I was intrigued by parts of this movie, but extremely bored with other parts. I found the character of Paul to be frustratingly vague; he seemed like more of an idea than a fully fleshed-out person and I couldn't figure out why Erik stayed with him. Maybe that's the point.
Loosely based on Sachs's relationship with literary agent Bill Clegg. Like their relationship, the first half of the film shows a lot of promise then fritters itself away. The only things to recommend it are Lindhart's performance and its tone: "The film has a late ’60s/early ’70s feel ... nestle[d] onto a soft bed of sad, minor-key music." (Alonso Duralde, The Wrap). Glad these people aren't in my life.
Forgettable - which is a shame because the first 45 minutes were graceful and intriguing. Ira Sachs has demonstrated his sophistication in directing drama without resorting to tropes and stereotypes, but that's all there is to gain from this film. There is no vision, no substance. It is empty.
I believe that "Keep the Lights On" is one of those films that is slated to stay with its viewers for a while after seeing it, not only because of the intense and enticing relationship between Erik and Paul but because of the truths that lie within their rocky travels together. I love stories that start out on good footing, turn ugly, get really bad, and somehow get better again. This is worth watching a few times.
Yet another critically-acclaimed contemporary gay film that, to me, was a flop. The characters were one-dimensional yawns: sad puppy-love filmmaker addicted to a whishy-washy drug addict. I kept expecting them to merge into one handsome blonde-haired blob of vanilla flesh and be done with it. And then there was the overuse of dreamy indie music to make up for its lack of emotional resonance.

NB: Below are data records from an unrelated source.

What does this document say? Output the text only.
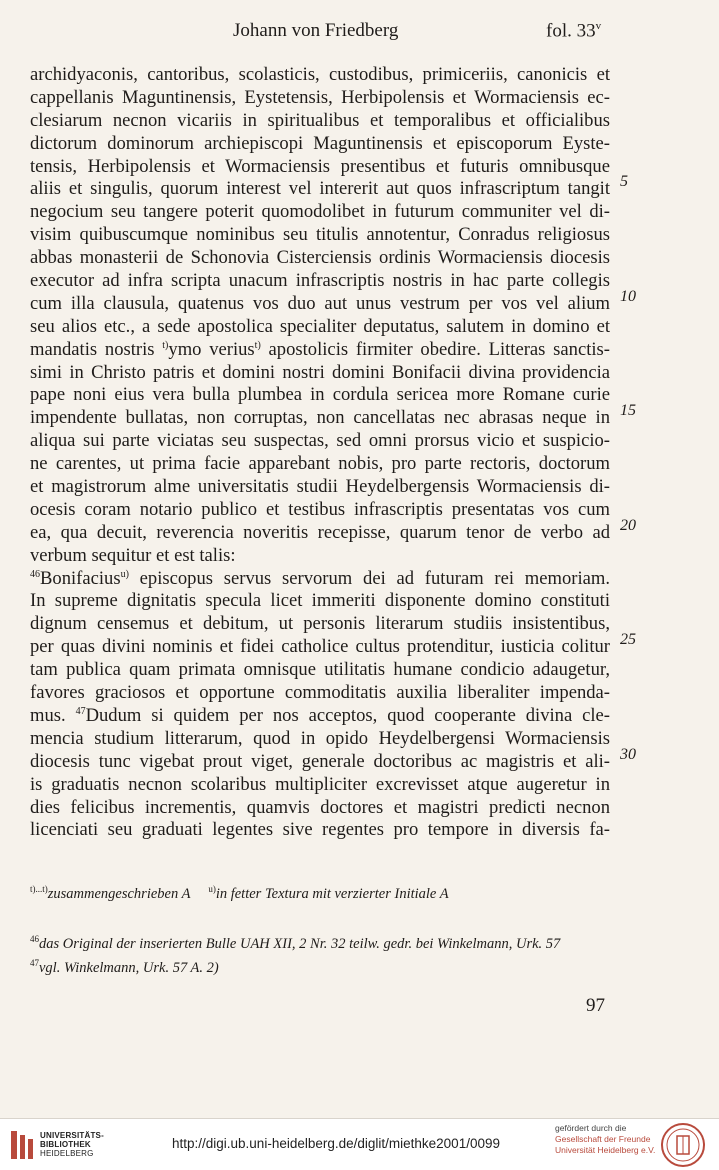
Johann von Friedberg	fol. 33$^v$
archidyaconis, cantoribus, scolasticis, custodibus, primiceriis, canonicis et
cappellanis Maguntinensis, Eystetensis, Herbipolensis et Wormaciensis ec-
clesiarum necnon vicariis in spiritualibus et temporalibus et officialibus
dictorum dominorum archiepiscopi Maguntinensis et episcoporum Eyste-
tensis, Herbipolensis et Wormaciensis presentibus et futuris omnibusque
aliis et singulis, quorum interest vel intererit aut quos infrascriptum tangit
negocium seu tangere poterit quomodolibet in futurum communiter vel di-
visim quibuscumque nominibus seu titulis annotentur, Conradus religiosus
abbas monasterii de Schonovia Cisterciensis ordinis Wormaciensis diocesis
executor ad infra scripta unacum infrascriptis nostris in hac parte collegis
cum illa clausula, quatenus vos duo aut unus vestrum per vos vel alium
seu alios etc., a sede apostolica specialiter deputatus, salutem in domino et
mandatis nostris $^{t)}$ymo verius$^{t)}$ apostolicis firmiter obedire. Litteras sanctis-
simi in Christo patris et domini nostri domini Bonifacii divina providencia
pape noni eius vera bulla plumbea in cordula sericea more Romane curie
impendente bullatas, non corruptas, non cancellatas nec abrasas neque in
aliqua sui parte viciatas seu suspectas, sed omni prorsus vicio et suspicio-
ne carentes, ut prima facie apparebant nobis, pro parte rectoris, doctorum
et magistrorum alme universitatis studii Heydelbergensis Wormaciensis di-
ocesis coram notario publico et testibus infrascriptis presentatas vos cum
ea, qua decuit, reverencia noveritis recepisse, quarum tenor de verbo ad
verbum sequitur et est talis:
$^{46}$Bonifacius$^{u)}$ episcopus servus servorum dei ad futuram rei memoriam.
In supreme dignitatis specula licet immeriti disponente domino constituti
dignum censemus et debitum, ut personis literarum studiis insistentibus,
per quas divini nominis et fidei catholice cultus protenditur, iusticia colitur
tam publica quam primata omnisque utilitatis humane condicio adaugetur,
favores graciosos et opportune commoditatis auxilia liberaliter impenda-
mus. $^{47}$Dudum si quidem per nos acceptos, quod cooperante divina cle-
mencia studium litterarum, quod in opido Heydelbergensi Wormaciensis
diocesis tunc vigebat prout viget, generale doctoribus ac magistris et ali-
is graduatis necnon scolaribus multipliciter excrevisset atque augeretur in
dies felicibus incrementis, quamvis doctores et magistri predicti necnon
licenciati seu graduati legentes sive regentes pro tempore in diversis fa-
5
10
15
20
25
30
$^{t)...t)}$zusammengeschrieben A $^{u)}$in fetter Textura mit verzierter Initiale A
$^{46}$das Original der inserierten Bulle UAH XII, 2 Nr. 32 teilw. gedr. bei Winkelmann, Urk. 57
$^{47}$vgl. Winkelmann, Urk. 57 A. 2)
97
UNIVERSITÄTS-
BIBLIOTHEK
HEIDELBERG
http://digi.ub.uni-heidelberg.de/diglit/miethke2001/0099
gefördert durch die
Gesellschaft der Freunde
Universität Heidelberg e.V.
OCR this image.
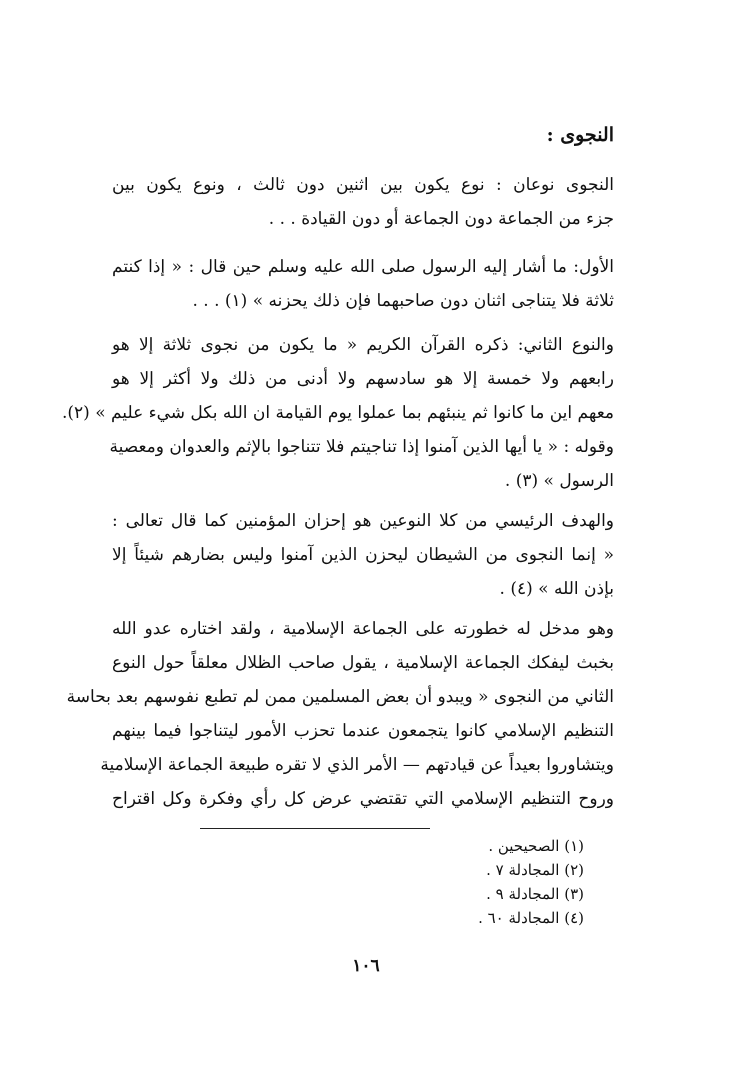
النجوى :
النجوى نوعان : نوع يكون بين اثنين دون ثالث ، ونوع يكون بين
جزء من الجماعة دون الجماعة أو دون القيادة . . .
الأول: ما أشار إليه الرسول صلى الله عليه وسلم حين قال : « إذا كنتم
ثلاثة فلا يتناجى اثنان دون صاحبهما فإن ذلك يحزنه » (١) . . .
والنوع الثاني: ذكره القرآن الكريم « ما يكون من نجوى ثلاثة إلا هو
رابعهم ولا خمسة إلا هو سادسهم ولا أدنى من ذلك ولا أكثر إلا هو
معهم اين ما كانوا ثم ينبئهم بما عملوا يوم القيامة ان الله بكل شيء عليم » (٢).
وقوله : « يا أيها الذين آمنوا إذا تناجيتم فلا تتناجوا بالإثم والعدوان ومعصية
الرسول » (٣) .
والهدف الرئيسي من كلا النوعين هو إحزان المؤمنين كما قال تعالى :
« إنما النجوى من الشيطان ليحزن الذين آمنوا وليس بضارهم شيئاً إلا
بإذن الله » (٤) .
وهو مدخل له خطورته على الجماعة الإسلامية ، ولقد اختاره عدو الله
بخبث ليفكك الجماعة الإسلامية ، يقول صاحب الظلال معلقاً حول النوع
الثاني من النجوى « ويبدو أن بعض المسلمين ممن لم تطبع نفوسهم بعد بحاسة
التنظيم الإسلامي كانوا يتجمعون عندما تحزب الأمور ليتناجوا فيما بينهم
ويتشاوروا بعيداً عن قيادتهم — الأمر الذي لا تقره طبيعة الجماعة الإسلامية
وروح التنظيم الإسلامي التي تقتضي عرض كل رأي وفكرة وكل اقتراح
(١) الصحيحين .
(٢) المجادلة ٧ .
(٣) المجادلة ٩ .
(٤) المجادلة ٦٠ .
١٠٦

Grumble grumble.
the fact that this wasn't displayed as a gay stereotypical film should be plenty of reason to watch it but more to go more in depth, i enjoyed the raw emotion captured by the two main characters. the rise and fall of relationship as well as the in-between was done really well and i wasn't expecting to be as impressed as i was.
Two things about this: Erik and the opening credits. Sadly, only its first half really works. After that, it gets annoyingly unrealistic and painfully pointless. 9 years going to nowhere? Not an ultimatum here but it feels like in real life they could not exceed 3. And worse: they both looked exactly the same after almost an entire decade (and I'm not talking about the same haircuts all over the years).
The gay version of Blue Valentine. Boring, pathetic, pretentious. No real chemistry between the couple. Even though the story line was very close to my heart it still failed to touch me. And did it bother me they had the exact same haircuts for ten years? yes. Two stars, only for Erik.